WARNING, it said under the devil head. WE’RE WATCHING YOU.

*  *  *

“Who would do that? Why?” It was Anna, being led away from her wings and to the main office by her friends. Bett knew her mother was in that office with McLean, talking about the vandalism. Bett hoped the case would be solved soon, and her mother tucked safely back at the station house, where she belonged.

“What’s Anna’s problem?” asked Dan, who had left the caf as well and was standing beside Bett. “And where’d you go? I thought we were talking.”

Bett said nothing, but she gestured at the picture above the wings.

“What?” Dan looked up but remained mystified. “At least the principal didn’t do a psycho himself and tear Anna’s project down. She must have stayed up all night making those feathers.”

Bett pointed again. “Not the wings,” she managed at last. “That picture thing. Above them.”

The devil breathing fire really was intensely creepy. It was clear Dan thought so, too, frozen in place and staring.

“Fairly psycho,” said Dan at last. His eyes followed Anna across the foyer. “But I bet it’s harmless.”

“It’s not harmless,” said Bett. All those school shootings in the news, and here was some maniac destroying art and then putting up a devil image over the new piece that was made to replace it. “That’s a signature.”

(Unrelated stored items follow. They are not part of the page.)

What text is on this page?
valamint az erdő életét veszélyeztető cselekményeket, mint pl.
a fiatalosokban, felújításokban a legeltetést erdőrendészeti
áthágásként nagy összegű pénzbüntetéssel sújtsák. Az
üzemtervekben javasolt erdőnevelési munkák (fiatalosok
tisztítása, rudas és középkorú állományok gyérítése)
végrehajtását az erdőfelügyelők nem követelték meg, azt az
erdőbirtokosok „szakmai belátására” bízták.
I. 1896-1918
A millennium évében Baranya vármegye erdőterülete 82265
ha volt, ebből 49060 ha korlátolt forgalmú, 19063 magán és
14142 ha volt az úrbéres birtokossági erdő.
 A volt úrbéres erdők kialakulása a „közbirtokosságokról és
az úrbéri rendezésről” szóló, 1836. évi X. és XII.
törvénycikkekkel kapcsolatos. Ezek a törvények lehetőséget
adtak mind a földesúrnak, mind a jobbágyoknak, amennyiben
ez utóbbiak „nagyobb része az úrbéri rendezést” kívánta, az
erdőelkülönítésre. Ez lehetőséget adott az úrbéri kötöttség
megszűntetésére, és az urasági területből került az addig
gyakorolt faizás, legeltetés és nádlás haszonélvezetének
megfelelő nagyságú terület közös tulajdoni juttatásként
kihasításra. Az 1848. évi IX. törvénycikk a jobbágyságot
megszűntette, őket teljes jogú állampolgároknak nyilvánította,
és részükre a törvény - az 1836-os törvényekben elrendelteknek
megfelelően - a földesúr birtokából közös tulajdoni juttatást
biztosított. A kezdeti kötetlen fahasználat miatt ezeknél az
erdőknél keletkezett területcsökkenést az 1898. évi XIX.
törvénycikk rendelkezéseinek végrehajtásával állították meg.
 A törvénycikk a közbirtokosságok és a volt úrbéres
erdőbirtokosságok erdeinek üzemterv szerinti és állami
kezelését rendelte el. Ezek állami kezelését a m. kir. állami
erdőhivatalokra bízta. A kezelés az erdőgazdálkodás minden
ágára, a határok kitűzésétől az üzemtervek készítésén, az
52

“What’s a signature?” asked Dan.

“Something a perp leaves at the scene of the crime to mark their work.” Why was it easier to talk cop talk than to talk like a normal teenage girl? If she was channeling her mother, that shit better stop right now.

Then: We can’t let Ranger see, but she knew there was no way of protecting him from it.

Dan look puzzled. “What do you mean? You think Anna signs her work with devils? Not exactly in character, no?”

“No. Not Anna. The destroyer left the signature.”

“Oh,” said Dan. He paused. Then: “That’s effed up but . . . sort of interesting.”

So the picture-slasher-burner had a signature. Huh.

Well, I know one perp who ought to have hired out the job, Bett thought. That is a hell of a badly drawn devil. She knew she was fronting, though. Things were only going to escalate from here.